“O sistema da convicção íntima, repelido por Santo Tomás de Aquino, ficou positivamente proscrito pelas Ordenações do Reino, Liv. I, III, Tit. 66: todo julgador dê as sentenças segundo o que achar alegado e provado de uma parte e de outra, ainda que lhe a consciência dicte outra coisa e ele saiba a verdade ser em contrário do que no feito for provado…” (João Monteiro, in Enc. Saraiva do Direito, vol. 77, pg. 90).
Nilton Ribeiro de Souza, advogado, ex-presidente da Associação Paranaense dos Advogados Criminalistas, atuando na defesa criminal no caso que ficou conhecido nacionalmente como “o crime do morro do boi”, tendo como cenário o litoral do Paraná, oferta paradigmático desafio para a comunidade jurídica brasileira.
Uma pessoa é presa como autora de lamentáveis fatos e nega veementemente. Um dos mais experientes delegados de polícia do Estado do Paraná, doutor Luiz Alberto Cartaxo Moura, ao concluir o inquérito que presidiu, afirmou publicamente sua inabalável convicção a respeito da autoria.
Cinco meses após o crime e 133 dias de aprisionamento do acusado, tanto a Polícia Civil, o MP e o Judiciário foram obrigados a lançar novos olhares sobre o processo, pois outra pessoa flagrada (por atos semelhantes) confessou a autoria do caso “morro do boi”.
Na primeira acusação há negativa de autoria e apenas reconhecimento pela vítima. Na nova hipótese, há confissão, semelhanças de traços fisionômicos, evidências como a arma do confitente e detalhes outros.

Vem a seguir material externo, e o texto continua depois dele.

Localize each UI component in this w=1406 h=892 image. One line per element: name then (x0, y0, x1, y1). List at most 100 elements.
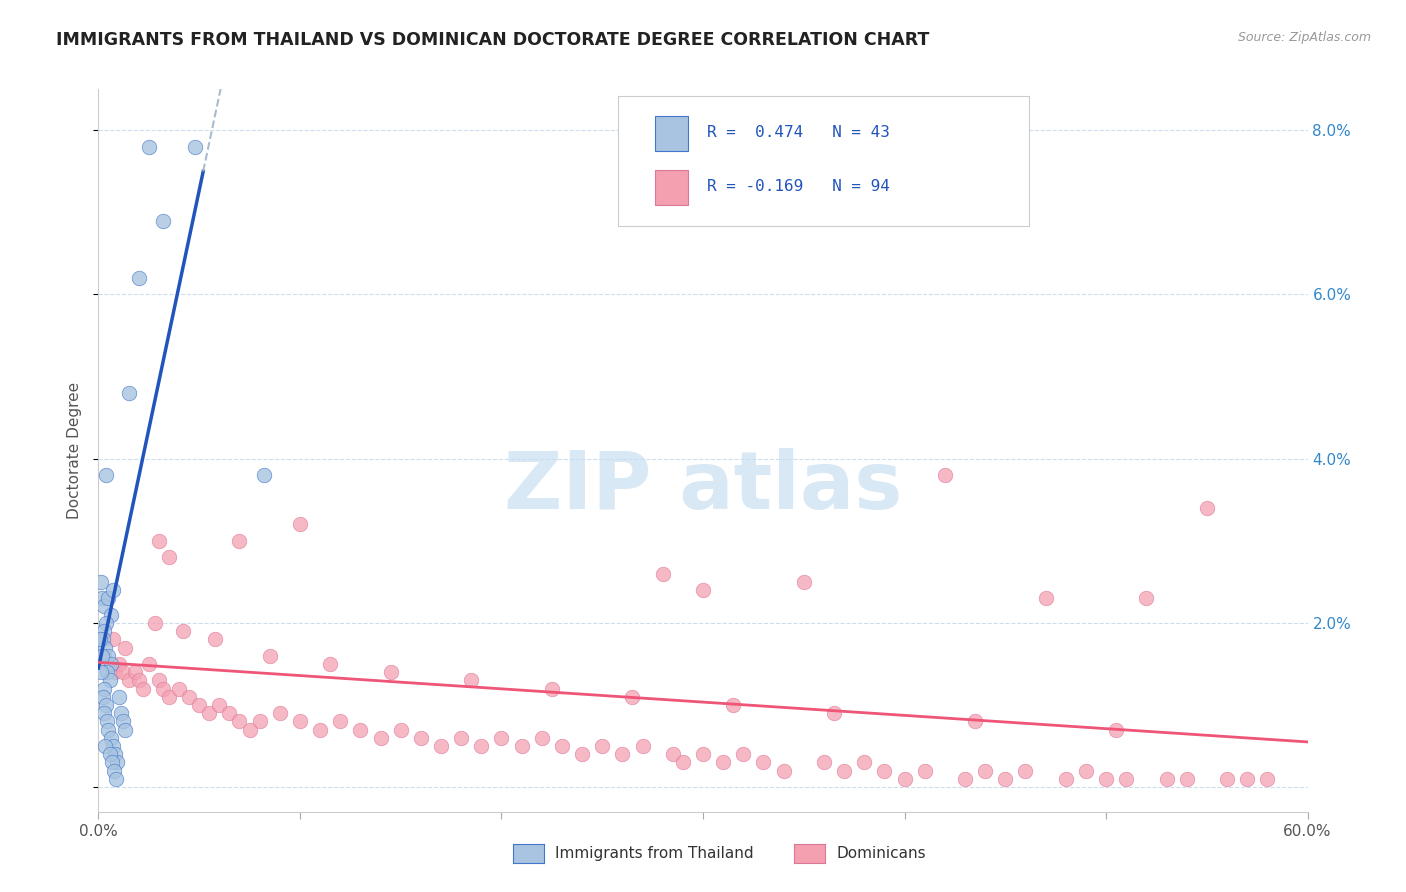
Point (90, 574, 112, 589)
FancyBboxPatch shape (619, 96, 1029, 227)
Point (89, 632, 111, 647)
Point (152, 213, 174, 227)
Point (100, 657, 122, 671)
Point (107, 657, 129, 671)
Point (953, 772, 976, 786)
Point (853, 756, 876, 770)
Point (101, 739, 124, 753)
Point (103, 665, 125, 680)
Point (124, 665, 146, 680)
Point (651, 566, 673, 581)
Point (239, 723, 262, 737)
Point (96, 615, 118, 630)
Point (98, 673, 121, 688)
Point (96, 665, 118, 680)
Point (269, 706, 291, 721)
Point (832, 764, 855, 778)
Point (96, 698, 118, 712)
Point (104, 772, 127, 786)
Point (111, 665, 134, 680)
Point (914, 764, 936, 778)
Point (93, 632, 115, 647)
Point (370, 731, 392, 745)
Point (772, 764, 794, 778)
Point (97, 648, 120, 663)
Text: IMMIGRANTS FROM THAILAND VS DOMINICAN DOCTORATE DEGREE CORRELATION CHART: IMMIGRANTS FROM THAILAND VS DOMINICAN DO… (56, 31, 929, 49)
Text: Dominicans: Dominicans (837, 847, 927, 861)
Point (93, 624, 115, 639)
Point (91, 648, 114, 663)
Point (288, 714, 311, 729)
Point (470, 739, 492, 753)
Point (380, 665, 402, 680)
Point (621, 690, 644, 704)
Text: Source: ZipAtlas.com: Source: ZipAtlas.com (1237, 31, 1371, 45)
Point (228, 714, 250, 729)
Y-axis label: Doctorate Degree: Doctorate Degree (66, 382, 82, 519)
Point (157, 690, 180, 704)
Point (1054, 772, 1077, 786)
Point (249, 714, 271, 729)
Point (148, 533, 170, 548)
Point (143, 615, 166, 630)
Point (167, 681, 190, 696)
Point (974, 764, 997, 778)
Point (409, 731, 432, 745)
Point (184, 139, 207, 153)
Point (100, 731, 122, 745)
Point (752, 756, 775, 770)
Point (100, 756, 122, 770)
Point (1105, 723, 1128, 737)
Point (430, 739, 453, 753)
Point (98, 747, 121, 762)
Point (96, 714, 118, 729)
Point (733, 747, 755, 762)
Point (96, 468, 118, 483)
Point (157, 550, 180, 565)
Point (259, 648, 281, 663)
Point (672, 756, 695, 770)
Point (107, 690, 129, 704)
Point (132, 681, 155, 696)
Point (105, 756, 128, 770)
Point (94, 640, 117, 655)
Point (530, 731, 553, 745)
Point (934, 468, 956, 483)
Point (1216, 772, 1239, 786)
Point (103, 764, 125, 778)
Point (172, 624, 194, 639)
Point (97, 591, 120, 606)
Point (218, 706, 240, 721)
Point (893, 772, 915, 786)
Point (1014, 764, 1036, 778)
Point (1175, 772, 1198, 786)
Point (91, 591, 114, 606)
Point (128, 673, 150, 688)
Point (93, 706, 115, 721)
Point (692, 747, 714, 762)
Point (994, 772, 1017, 786)
Point (97, 723, 120, 737)
Point (723, 698, 745, 712)
Point (591, 739, 613, 753)
Point (1035, 591, 1057, 606)
Point (813, 756, 835, 770)
Point (631, 739, 654, 753)
Point (612, 747, 634, 762)
Point (319, 657, 342, 671)
Point (491, 731, 513, 745)
Point (965, 714, 987, 729)
Point (1074, 764, 1097, 778)
Point (571, 747, 593, 762)
Point (198, 706, 221, 721)
Point (188, 698, 211, 712)
Point (1095, 772, 1118, 786)
Point (93, 599, 115, 614)
Point (460, 673, 482, 688)
Point (101, 632, 124, 647)
Point (349, 723, 371, 737)
Point (138, 657, 160, 671)
Point (510, 739, 533, 753)
Point (1156, 772, 1178, 786)
Point (179, 690, 201, 704)
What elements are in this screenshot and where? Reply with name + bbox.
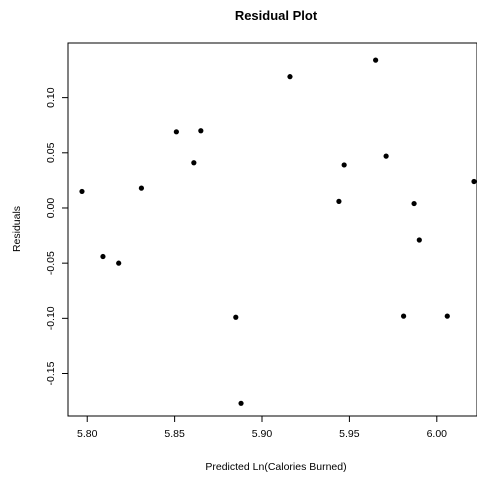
x-tick-label: 5.90 — [252, 428, 273, 440]
data-point — [173, 129, 179, 135]
data-point — [100, 253, 106, 260]
y-tick-label: 0.05 — [45, 142, 57, 163]
y-axis: -0.15 -0.10 -0.05 0.00 0.05 0.10 — [45, 87, 68, 385]
x-tick-label: 6.00 — [427, 428, 448, 440]
data-point — [233, 314, 239, 320]
data-point — [416, 237, 422, 243]
chart-title: Residual Plot — [235, 8, 318, 23]
y-tick-label: 0.10 — [45, 87, 57, 108]
y-tick-label: 0.00 — [45, 198, 57, 219]
y-axis-label: Residuals — [11, 206, 23, 252]
x-tick-label: 5.80 — [77, 428, 98, 440]
data-point — [373, 57, 379, 63]
data-point — [198, 128, 204, 134]
x-tick-label: 5.85 — [164, 428, 185, 440]
plot-frame — [67, 42, 477, 417]
data-point — [287, 74, 293, 80]
data-point — [138, 185, 145, 191]
x-axis: 5.80 5.85 5.90 5.95 6.00 — [77, 416, 447, 440]
y-tick-label: -0.10 — [45, 306, 57, 330]
data-point — [400, 313, 407, 319]
y-tick-label: -0.15 — [45, 361, 57, 385]
data-point — [238, 400, 244, 406]
y-tick-label: -0.05 — [45, 251, 57, 275]
data-point — [341, 162, 347, 168]
data-point — [191, 160, 197, 166]
data-points — [79, 57, 477, 406]
x-axis-label: Predicted Ln(Calories Burned) — [205, 461, 346, 473]
data-point — [116, 260, 122, 266]
data-point — [383, 153, 389, 159]
data-point — [411, 200, 417, 207]
x-tick-label: 5.95 — [339, 428, 360, 440]
data-point — [336, 198, 342, 204]
data-point — [444, 313, 450, 319]
data-point — [471, 178, 477, 185]
data-point — [79, 188, 85, 195]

Ainda como complicador, a vítima sobrevivente se adiantou em declarar publicamente que mantém o reconhecimento do primeiro e que “não acredita na reviravolta do caso…”
Só com a tramitação do processo, ultimação de novas investigações e sentença definitiva é que se poderá aquilatar onde está a verdade possível. O maior desafio do direito processual penal está ante a negativa de autoria.
Esta, conjugada com o princípio constitucional da presunção de inocência, impõe aos aplicadores do direito cautela máxima no exame do quadro probatório remanescente dos debates.
Emergindo a menor incerteza, deve militar, como cautela, em favor do acusado o “benefício da dúvida”. Os subscritores das “páginas negras” da história judiciária universal passaram a ilharga desses princípios.
O inquérito policial e o subsequente processo criminal contraditório, com amplitude de defesa, são as formas que encontramos de buscar a verdade. A segurança dos resultados advirá da observância da principiologia solidificada nas normas legais.
As verdades poderão ser estabelecidas, ou não, nos processos judiciais. Essas buscas devem ser atos de ciência e de consciência, facilmente demonstráveis, para a garantia das pessoas de bem, salvaguardando-as de possíveis erros ou excessos judiciários.
Sentenças judiciais exprimem o grau de evolução de um povo. Juízes ou tribunais ao proferi-las, devem ter em mente que estão emitindo cartas, em nome de todos, para dois destinatários: o acusado e a humanidade.
A preocupação maior, nessas construções tribunícias, deve ser sempre no sentido de demonstrar que, cientificamente, outro não poderia ser o pronunciamento. Como que pretendendo, utopicamente, convencer o próprio acusado do acerto sentencial.
Independentemente do desfecho do caso focado, quero parabenizar o advogado Nilton Ribeiro de Souza pela exemplar atuação. O papel da defesa é questionar tudo e desafiar a acusação. Somente desse embate poderá emergir uma decisão justa. A verdade é objeto da filosofia e não da defesa!